Deliberate practice is what turns advanced players into professionals. As a general concept, «practice» means to prepare. Our players rehearse what to do in low-pressure situations in order to be better at using a skill in situations where the stakes are really high, such as in a competition. While this definition may seem obvious, it is essential to distinguish between doing something and practising it, because they are not always synonymous.

The key distinction between doing and practising is that you are only practising something when you are doing it in a way that makes you better, or at least with that intention.

Unlike habitual practice, where they work on a skill by repeating it over and over again until it becomes almost meaningless, deliberate practice is a goal-focused activity. It requires you to pay unwavering attention to what you are doing at any given moment.

Deliberate practice is an activity specifically designed to improve players’ performance; it can be repeated a lot; they have continuous feedback on results; it is very mentally demanding; and it is not much fun.

To practise deliberately, the coach has to look for mistakes or areas of weakness in each player. Once you identify one, you set up a plan to improve it. If one approach doesn’t work, we keep trying new ones until we find one.

If we want players to improve a skill, they have to know what exactly needs to be changed and what can get them there. Otherwise, they will stagnate. They need to know what they are working on, why and how we intend to help them improve it.

Day by day, the achievements of deliberate practice may seem modest. But when we look back over a longer period of time, small advances become giant leaps.

HOW WE DESIGN DELIBERATE PRACTICE

We look at the skill we want to improve in our players and break it down into the smallest possible components. We devise a plan to work on them in a logical order, starting with the fundamentals and then building on them. We decide which parts they would like to master over the next month and plan precisely which parts of the skill they will work on in each session.

Deliberate practice is not necessarily fun while they are doing it. In fact, most of the time it is a process of repeated frustration and failure. We have to explain to our players that they have to fall a dozen times for every step they take. That is what it is all about.

Because deliberate practice requires them to keep targeting their weakest areas, it means they are going to spend time doing things they are not good at.

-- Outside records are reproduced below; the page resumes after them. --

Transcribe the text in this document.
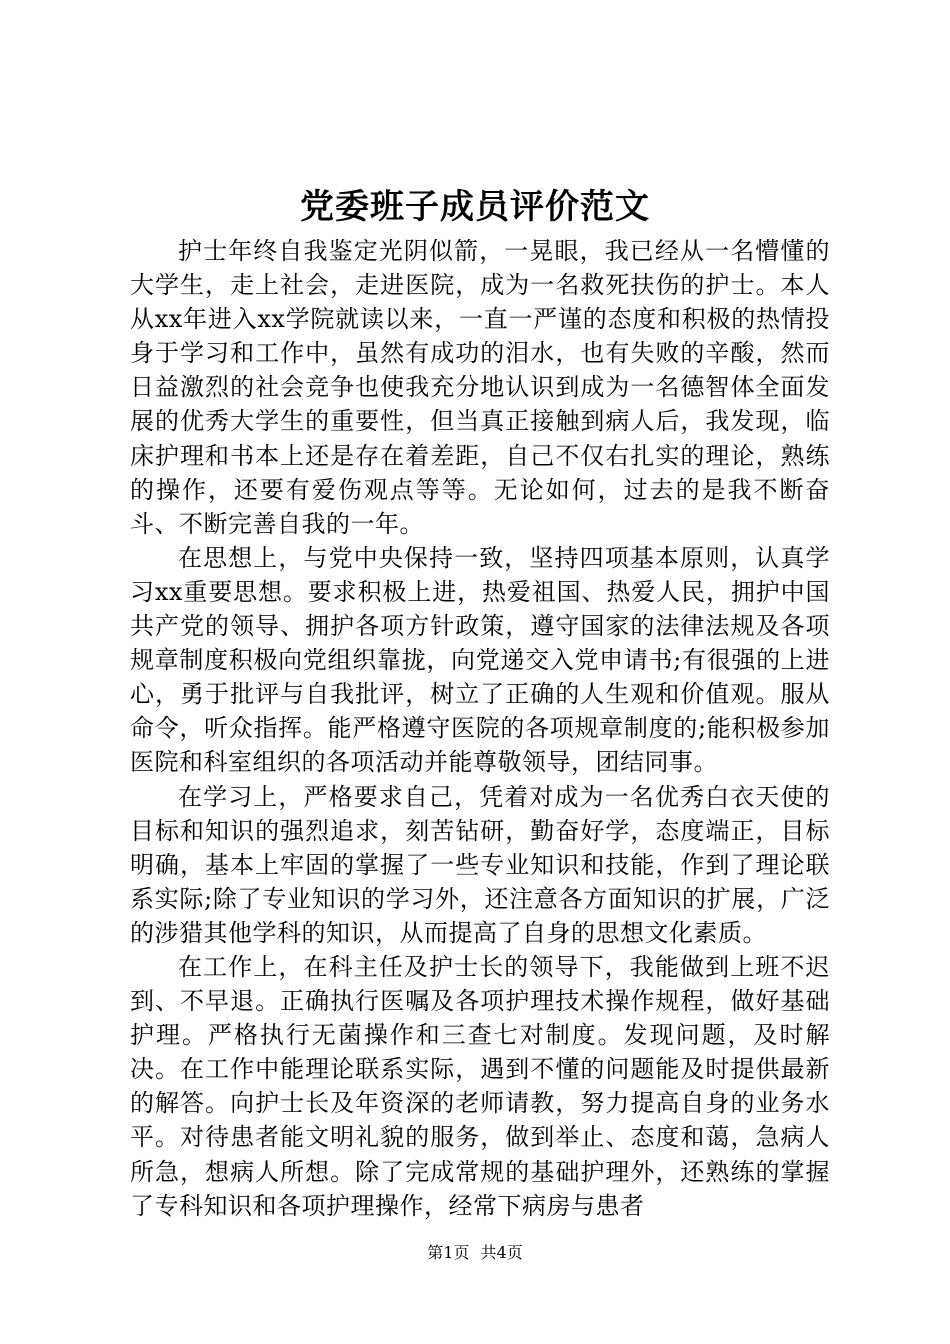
党委班子成员评价范文

护士年终自我鉴定光阴似箭，一晃眼，我已经从一名懵懂的大学生，走上社会，走进医院，成为一名救死扶伤的护士。本人从xx年进入xx学院就读以来，一直一严谨的态度和积极的热情投身于学习和工作中，虽然有成功的泪水，也有失败的辛酸，然而日益激烈的社会竞争也使我充分地认识到成为一名德智体全面发展的优秀大学生的重要性，但当真正接触到病人后，我发现，临床护理和书本上还是存在着差距，自己不仅右扎实的理论，熟练的操作，还要有爱伤观点等等。无论如何，过去的是我不断奋斗、不断完善自我的一年。

在思想上，与党中央保持一致，坚持四项基本原则，认真学习xx重要思想。要求积极上进，热爱祖国、热爱人民，拥护中国共产党的领导、拥护各项方针政策，遵守国家的法律法规及各项规章制度积极向党组织靠拢，向党递交入党申请书;有很强的上进心，勇于批评与自我批评，树立了正确的人生观和价值观。服从命令，听众指挥。能严格遵守医院的各项规章制度的;能积极参加医院和科室组织的各项活动并能尊敬领导，团结同事。

在学习上，严格要求自己，凭着对成为一名优秀白衣天使的目标和知识的强烈追求，刻苦钻研，勤奋好学，态度端正，目标明确，基本上牢固的掌握了一些专业知识和技能，作到了理论联系实际;除了专业知识的学习外，还注意各方面知识的扩展，广泛的涉猎其他学科的知识，从而提高了自身的思想文化素质。

在工作上，在科主任及护士长的领导下，我能做到上班不迟到、不早退。正确执行医嘱及各项护理技术操作规程，做好基础护理。严格执行无菌操作和三查七对制度。发现问题，及时解决。在工作中能理论联系实际，遇到不懂的问题能及时提供最新的解答。向护士长及年资深的老师请教，努力提高自身的业务水平。对待患者能文明礼貌的服务，做到举止、态度和蔼，急病人所急，想病人所想。除了完成常规的基础护理外，还熟练的掌握了专科知识和各项护理操作，经常下病房与患者

第1页 共4页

Deliberate practice is not boring. It is frustrating, yes. Maddening, yes. Annoying, even. But never boring. As soon as practising a skill becomes comfortable for our players, it’s time to up the ante and devise new plans for each of them.

We teach our players to self-evaluate, that is, to decide what caused their mistakes. Average performers believe that their mistakes are due to factors beyond their control: my opponent was lucky, the opponent was far superior or I just don’t have the natural ability to do it. In contrast, high performers believe that they are responsible for their mistakes.

If we want our players to master a skill, they have to commit to working on it over a long period of time, probably with little reward. While there is no guarantee that with effort comes reward, without it the chances are virtually nil.